Italian Bank Prepares Government-Backed Bad Loan Sale

Banca Popolare di Bari SCpA is seeking to sell soured commercial and consumer loans with a face value of as much as 1 billion euros ($1.1 billion) in what may be the first disposal under Italy’s state-guarantee program, said two people with knowledge of the matter.

Popolare di Bari, a regional cooperative bank, is in talks with Fitch Ratings and Moody’s Investors Service to obtain a credit rating for about 500 million euros of the secured loans, said the people asking to not be identified because the plan is private. The bank appointed Prelios SpA as global servicer to review the portfolio and manage the recovery of the loans sold to investors, the people said. Officials at the bank, Fitch and Prelios declined to comment. Moody’s didn’t immediately reply to a request for comment.

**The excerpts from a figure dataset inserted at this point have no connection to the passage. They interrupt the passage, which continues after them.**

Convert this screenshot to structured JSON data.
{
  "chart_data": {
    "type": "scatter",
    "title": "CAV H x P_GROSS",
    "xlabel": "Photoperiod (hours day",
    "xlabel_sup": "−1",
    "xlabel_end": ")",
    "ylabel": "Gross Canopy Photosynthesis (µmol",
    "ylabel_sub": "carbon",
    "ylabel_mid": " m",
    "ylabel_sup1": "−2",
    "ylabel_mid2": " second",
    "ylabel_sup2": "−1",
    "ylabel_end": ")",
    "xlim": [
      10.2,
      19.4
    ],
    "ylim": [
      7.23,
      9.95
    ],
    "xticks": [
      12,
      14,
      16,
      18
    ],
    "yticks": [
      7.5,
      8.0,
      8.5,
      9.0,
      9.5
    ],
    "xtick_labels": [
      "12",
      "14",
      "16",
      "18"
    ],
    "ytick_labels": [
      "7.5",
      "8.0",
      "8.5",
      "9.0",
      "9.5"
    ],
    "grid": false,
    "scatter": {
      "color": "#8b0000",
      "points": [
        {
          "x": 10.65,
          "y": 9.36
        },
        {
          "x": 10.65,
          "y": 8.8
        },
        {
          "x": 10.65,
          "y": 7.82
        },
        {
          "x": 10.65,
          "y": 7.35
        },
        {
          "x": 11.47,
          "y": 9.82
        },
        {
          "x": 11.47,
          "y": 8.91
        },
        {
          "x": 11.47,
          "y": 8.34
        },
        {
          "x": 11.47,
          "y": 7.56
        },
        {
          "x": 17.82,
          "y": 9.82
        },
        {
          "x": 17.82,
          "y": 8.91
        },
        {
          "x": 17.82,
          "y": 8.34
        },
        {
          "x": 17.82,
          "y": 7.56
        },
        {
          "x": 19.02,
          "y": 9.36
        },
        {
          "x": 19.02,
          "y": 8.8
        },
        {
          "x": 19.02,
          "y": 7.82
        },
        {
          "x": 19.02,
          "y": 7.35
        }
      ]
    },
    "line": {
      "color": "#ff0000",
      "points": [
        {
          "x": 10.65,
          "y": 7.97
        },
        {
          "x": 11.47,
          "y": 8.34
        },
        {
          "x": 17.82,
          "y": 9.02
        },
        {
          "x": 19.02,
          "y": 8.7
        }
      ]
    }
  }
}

Italy and the European Commission agreed in January on a plan to help banks offload bad debts through a securitization program benefiting from a government guarantee. Under the program, banks will be able to bundle bad loans into securities for sale, while buying state guarantees for the least-risky portions, provided they have an investment-grade credit rating.

Popolare di Bari, which plans to complete the sale of the first tranche by the end of May, may change the size of the sale or decide to not use the guarantee if it finds the conditions attached unsatisfactory, the people said.